I am a mother of an extraordinary boy.
He can name every sign we pass when we head South from our home without looking, he knew his letters and sounds by the time he was 2 1/2 years old, he can tell you which direction (north, south, east, and west) most of his relatives live from our house, he recognizes roman numerals, he can tell time on various types of clocks, he can spell and read a lot of words, he can count over 100, and he looks for things he likes about people. He is only 5 years old.
He also has a hard time looking in your eyes when you talk to him, struggles to socialize with children his own age, he gets overwhelmed when he is in social situations, he uses a very loud voice, has a hard time communicating effectively sometimes and struggles writing correctly. He has been diagnosed with Pervasive Developmental Disorder - Not Otherwise Specified. (PDD-NOS). It is a disease on the Autism Spectrum. He is very high-functioning and if you didn't know his diagnosis, you might think that he is just a little strange, but very cute child.
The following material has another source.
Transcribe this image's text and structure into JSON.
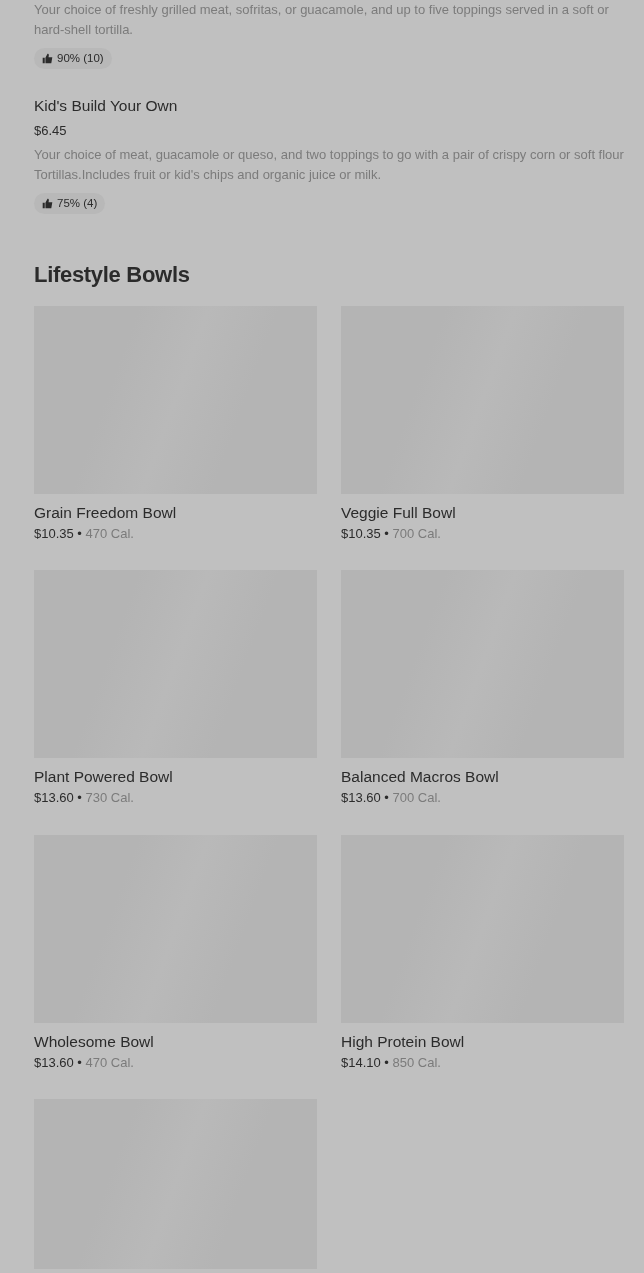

Most days, we accept this challenge as part of our life and go forward. However, some days, it is really hard for me to watch him and other children and see what a difference there is. My heart aches for my little boy who seems so out of touch to the world. I seek for guidance and help, but there is so much information out there, I don't know what way to go. I worry about what will happen when he begins Kindergarten in just a few weeks. Will the children make fun of him and tease him, or will they accept him and be friends with him? How will he deal with being in a socially charged environment for such a long time each day? Will he be able to keep up on his school work? How can I make sure that he doesn't get lost in the shuffle? What can I do to help he be successful in school and life? Sometimes it is just so overwhelming!
Yet I look back and see how far we have come in the six months since he was diagnosed and I realize that we have been so blessed and guided. I have no doubt that Heavenly Father is very aware of my son's needs. I know that Heavenly Father will continue to guide us and to help him succeed.
I read on another blog about a lady who has a child with PDD-NOS. (I wish I could find it again) In one of the comments, someone told her:
"Don't forget, God isn't done with your son yet."
I just love that quote. When I feel so overwhelmed and mourn the loss that I feel for my child, I just remember that "God isn't done with him yet." and that God isn't done with me either. Each day I learn so much from my sweet, tender hearted little boy. He sees the good in others and helps me remember to be good too. He is forgiving and always willing to say "sorry" even if it isn't his fault. He strives to please his parents. He is kind and loving to all around him. And he always makes people smile. I try really hard to follow his example.